Delivery-themed lures tempting users into letting the RATs in: APOMacroSploit, a new Office malware builder, was used to target victims in delivery-themed spam campaigns, tricking them into opening weaponized XLS attachments, which ultimately direct them to the BitRAT remote access Trojan being deployed on their computers.

The return of ZLoader: Sure Click noticed an increase in ZLoader banking Trojan activity. It leveraged a combination of techniques including Word documents masquerading as pharmaceutical invoices that run malicious macros only after the document has been closed.

The art of misdirection through DOSfuscation: Emotet, just before it was shut down in January 2021, would modify the downloader using DOSfuscation techniques to make its obfuscation more complex. The downloader would bring up an error message when opened, helping to avoid suspicion from users when the malicious documents didn’t behave as expected.

Email thread hijacking of government targets: The HP software stopped email thread hijacking attacks against government organizations in Central America, where stolen email data was used to craft convincing phishing lures to distribute Emotet.

“Cybercriminals are exploiting low-cost malware-as-a-service kits, which are proliferating in underground forums. Kits like APOMacroSploit, which emerged in Q4 2020, can be bought for as little as $50 USD, illustrating just how low the barrier to entry is for opportunistic cybercrime.

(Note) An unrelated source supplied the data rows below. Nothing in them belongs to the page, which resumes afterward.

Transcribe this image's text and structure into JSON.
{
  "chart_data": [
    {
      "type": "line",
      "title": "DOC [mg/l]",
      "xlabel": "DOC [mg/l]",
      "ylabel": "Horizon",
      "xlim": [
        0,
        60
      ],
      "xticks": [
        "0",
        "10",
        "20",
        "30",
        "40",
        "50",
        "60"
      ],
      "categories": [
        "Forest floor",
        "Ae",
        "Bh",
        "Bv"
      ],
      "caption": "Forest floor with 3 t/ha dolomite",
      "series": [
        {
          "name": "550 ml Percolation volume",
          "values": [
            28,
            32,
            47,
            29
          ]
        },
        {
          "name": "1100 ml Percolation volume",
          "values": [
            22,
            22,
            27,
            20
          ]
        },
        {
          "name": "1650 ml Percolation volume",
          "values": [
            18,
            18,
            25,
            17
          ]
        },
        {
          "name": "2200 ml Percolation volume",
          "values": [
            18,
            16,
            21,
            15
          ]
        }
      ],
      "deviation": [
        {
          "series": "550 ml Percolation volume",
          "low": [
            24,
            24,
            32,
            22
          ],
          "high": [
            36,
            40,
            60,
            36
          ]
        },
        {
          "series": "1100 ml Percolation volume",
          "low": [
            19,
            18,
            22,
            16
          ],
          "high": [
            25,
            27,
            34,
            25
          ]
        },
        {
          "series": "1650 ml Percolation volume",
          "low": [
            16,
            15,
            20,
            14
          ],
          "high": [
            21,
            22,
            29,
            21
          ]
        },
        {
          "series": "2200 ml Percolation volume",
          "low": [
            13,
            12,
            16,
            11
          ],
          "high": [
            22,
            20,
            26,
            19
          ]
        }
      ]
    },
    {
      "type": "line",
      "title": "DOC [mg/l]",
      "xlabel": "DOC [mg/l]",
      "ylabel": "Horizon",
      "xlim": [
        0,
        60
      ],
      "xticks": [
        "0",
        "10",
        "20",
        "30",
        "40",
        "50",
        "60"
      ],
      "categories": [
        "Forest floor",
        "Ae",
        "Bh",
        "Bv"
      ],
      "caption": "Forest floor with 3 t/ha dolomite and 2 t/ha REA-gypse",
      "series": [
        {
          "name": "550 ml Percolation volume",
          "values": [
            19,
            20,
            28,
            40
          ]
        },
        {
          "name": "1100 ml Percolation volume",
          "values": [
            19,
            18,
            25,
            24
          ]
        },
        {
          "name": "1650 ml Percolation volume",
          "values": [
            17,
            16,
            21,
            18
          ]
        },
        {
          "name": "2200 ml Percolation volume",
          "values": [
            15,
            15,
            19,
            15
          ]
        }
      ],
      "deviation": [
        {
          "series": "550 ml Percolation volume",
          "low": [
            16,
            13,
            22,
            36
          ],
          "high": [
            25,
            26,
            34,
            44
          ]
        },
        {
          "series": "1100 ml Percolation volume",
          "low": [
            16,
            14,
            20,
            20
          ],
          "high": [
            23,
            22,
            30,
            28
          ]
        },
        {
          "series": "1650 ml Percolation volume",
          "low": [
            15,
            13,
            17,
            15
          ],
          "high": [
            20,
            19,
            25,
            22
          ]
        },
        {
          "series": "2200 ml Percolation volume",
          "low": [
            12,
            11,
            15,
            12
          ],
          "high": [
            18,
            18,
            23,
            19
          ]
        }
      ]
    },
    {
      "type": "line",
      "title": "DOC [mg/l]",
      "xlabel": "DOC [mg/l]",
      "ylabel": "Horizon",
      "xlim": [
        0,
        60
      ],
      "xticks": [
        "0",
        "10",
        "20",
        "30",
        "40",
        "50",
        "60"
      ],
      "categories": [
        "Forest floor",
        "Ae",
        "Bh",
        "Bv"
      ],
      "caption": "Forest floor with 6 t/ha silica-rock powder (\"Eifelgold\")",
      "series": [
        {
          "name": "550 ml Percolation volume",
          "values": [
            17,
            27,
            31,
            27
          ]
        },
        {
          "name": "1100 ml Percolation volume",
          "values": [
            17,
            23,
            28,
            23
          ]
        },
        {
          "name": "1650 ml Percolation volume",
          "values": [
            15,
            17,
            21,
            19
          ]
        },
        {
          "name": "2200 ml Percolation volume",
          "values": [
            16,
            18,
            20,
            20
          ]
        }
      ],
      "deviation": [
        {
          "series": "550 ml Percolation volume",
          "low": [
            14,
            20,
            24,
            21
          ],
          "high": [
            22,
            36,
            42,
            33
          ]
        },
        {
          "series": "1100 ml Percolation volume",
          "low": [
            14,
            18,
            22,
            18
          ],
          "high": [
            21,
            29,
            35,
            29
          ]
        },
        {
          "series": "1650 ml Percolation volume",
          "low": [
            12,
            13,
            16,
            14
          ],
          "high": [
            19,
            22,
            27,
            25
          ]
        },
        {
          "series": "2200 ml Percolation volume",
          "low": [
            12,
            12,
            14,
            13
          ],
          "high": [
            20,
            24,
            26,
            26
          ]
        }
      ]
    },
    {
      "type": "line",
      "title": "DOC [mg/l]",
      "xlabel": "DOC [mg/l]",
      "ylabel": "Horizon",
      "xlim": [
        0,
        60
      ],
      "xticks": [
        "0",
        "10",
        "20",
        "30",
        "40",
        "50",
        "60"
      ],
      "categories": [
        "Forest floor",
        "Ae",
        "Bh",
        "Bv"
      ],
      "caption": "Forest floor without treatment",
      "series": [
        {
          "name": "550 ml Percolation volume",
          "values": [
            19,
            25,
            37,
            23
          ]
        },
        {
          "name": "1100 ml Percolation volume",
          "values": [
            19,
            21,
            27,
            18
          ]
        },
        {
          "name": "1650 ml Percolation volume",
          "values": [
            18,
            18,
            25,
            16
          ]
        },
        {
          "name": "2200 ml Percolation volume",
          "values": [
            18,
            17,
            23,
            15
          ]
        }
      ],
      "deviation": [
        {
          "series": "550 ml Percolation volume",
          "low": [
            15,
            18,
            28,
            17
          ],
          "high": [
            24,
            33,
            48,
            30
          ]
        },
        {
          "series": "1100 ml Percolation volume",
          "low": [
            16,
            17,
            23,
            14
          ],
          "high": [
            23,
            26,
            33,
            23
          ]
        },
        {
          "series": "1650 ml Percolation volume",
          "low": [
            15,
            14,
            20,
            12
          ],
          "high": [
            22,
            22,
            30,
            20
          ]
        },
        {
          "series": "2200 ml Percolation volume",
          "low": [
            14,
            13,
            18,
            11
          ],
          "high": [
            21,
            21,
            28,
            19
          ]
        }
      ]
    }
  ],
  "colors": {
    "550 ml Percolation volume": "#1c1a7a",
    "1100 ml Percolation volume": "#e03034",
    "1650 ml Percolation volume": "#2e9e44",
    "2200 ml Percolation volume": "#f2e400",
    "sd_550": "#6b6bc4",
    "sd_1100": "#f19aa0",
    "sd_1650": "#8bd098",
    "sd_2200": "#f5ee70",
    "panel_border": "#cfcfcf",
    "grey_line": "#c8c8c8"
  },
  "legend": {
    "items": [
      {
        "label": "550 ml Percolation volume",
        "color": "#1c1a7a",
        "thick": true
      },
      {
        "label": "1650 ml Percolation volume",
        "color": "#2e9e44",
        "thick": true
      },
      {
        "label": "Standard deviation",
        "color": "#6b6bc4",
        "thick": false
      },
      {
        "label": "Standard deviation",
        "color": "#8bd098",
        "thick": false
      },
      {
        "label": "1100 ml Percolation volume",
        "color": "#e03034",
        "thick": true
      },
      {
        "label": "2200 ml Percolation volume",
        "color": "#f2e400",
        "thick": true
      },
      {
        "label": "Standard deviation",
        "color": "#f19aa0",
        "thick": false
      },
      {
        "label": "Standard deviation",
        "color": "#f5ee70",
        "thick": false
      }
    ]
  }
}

We have also seen threat actors continue to experiment with malware delivery techniques to improve their chances of establishing footholds into networks. The most effective execution techniques we saw in Q4 2020 involved old technologies like Excel 4.0 macros that often offer little visibility to detection tools,” said Alex Holland, senior malware analyst at HP.

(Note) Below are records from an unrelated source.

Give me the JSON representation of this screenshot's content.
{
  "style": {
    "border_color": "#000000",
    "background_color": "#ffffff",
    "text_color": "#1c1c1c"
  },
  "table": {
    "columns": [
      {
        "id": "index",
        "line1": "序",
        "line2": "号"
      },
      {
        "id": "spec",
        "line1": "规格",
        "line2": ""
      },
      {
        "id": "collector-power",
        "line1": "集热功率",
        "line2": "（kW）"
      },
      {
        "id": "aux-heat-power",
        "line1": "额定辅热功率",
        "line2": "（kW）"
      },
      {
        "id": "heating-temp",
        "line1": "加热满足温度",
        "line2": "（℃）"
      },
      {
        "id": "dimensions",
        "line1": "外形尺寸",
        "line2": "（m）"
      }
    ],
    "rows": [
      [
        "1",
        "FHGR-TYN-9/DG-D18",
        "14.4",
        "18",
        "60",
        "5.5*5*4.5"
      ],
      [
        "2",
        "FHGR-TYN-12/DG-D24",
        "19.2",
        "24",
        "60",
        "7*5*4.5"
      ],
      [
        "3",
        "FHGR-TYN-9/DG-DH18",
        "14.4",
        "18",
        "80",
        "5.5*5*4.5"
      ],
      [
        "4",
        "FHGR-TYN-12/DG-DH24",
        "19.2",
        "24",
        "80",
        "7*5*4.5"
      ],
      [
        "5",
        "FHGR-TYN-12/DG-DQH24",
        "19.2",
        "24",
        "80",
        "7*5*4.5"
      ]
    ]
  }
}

The fourth quarter of 2020 witnessed a significant increase in malicious spam distributing Dridex malware, more than tripled from Q3, representing a 239% increase. Dridex was the second most widely circulating crimeware family behind Emotet. It first originated in 2012 as a banking Trojan, but has shifted its focus to extorting money from victims using ransomware since 2017.

Trojans accounted for 66% of malware samples analysed. The most common type of malicious attachments were documents (31%), archive files (28%), spreadsheets (19%) and executable files (17%), the report said.

Malicious executables rose by 12%, with CVE-2017-11882 – a memory corruption flaw in Microsoft Office’s Equation Editor – accounting for nearly three-quarters of the exploits. It also noted a 12% growth in malware that exploits CVE-2017-0199, which is commonly used to run malicious scripts to deploy malware when a user opens an Office document.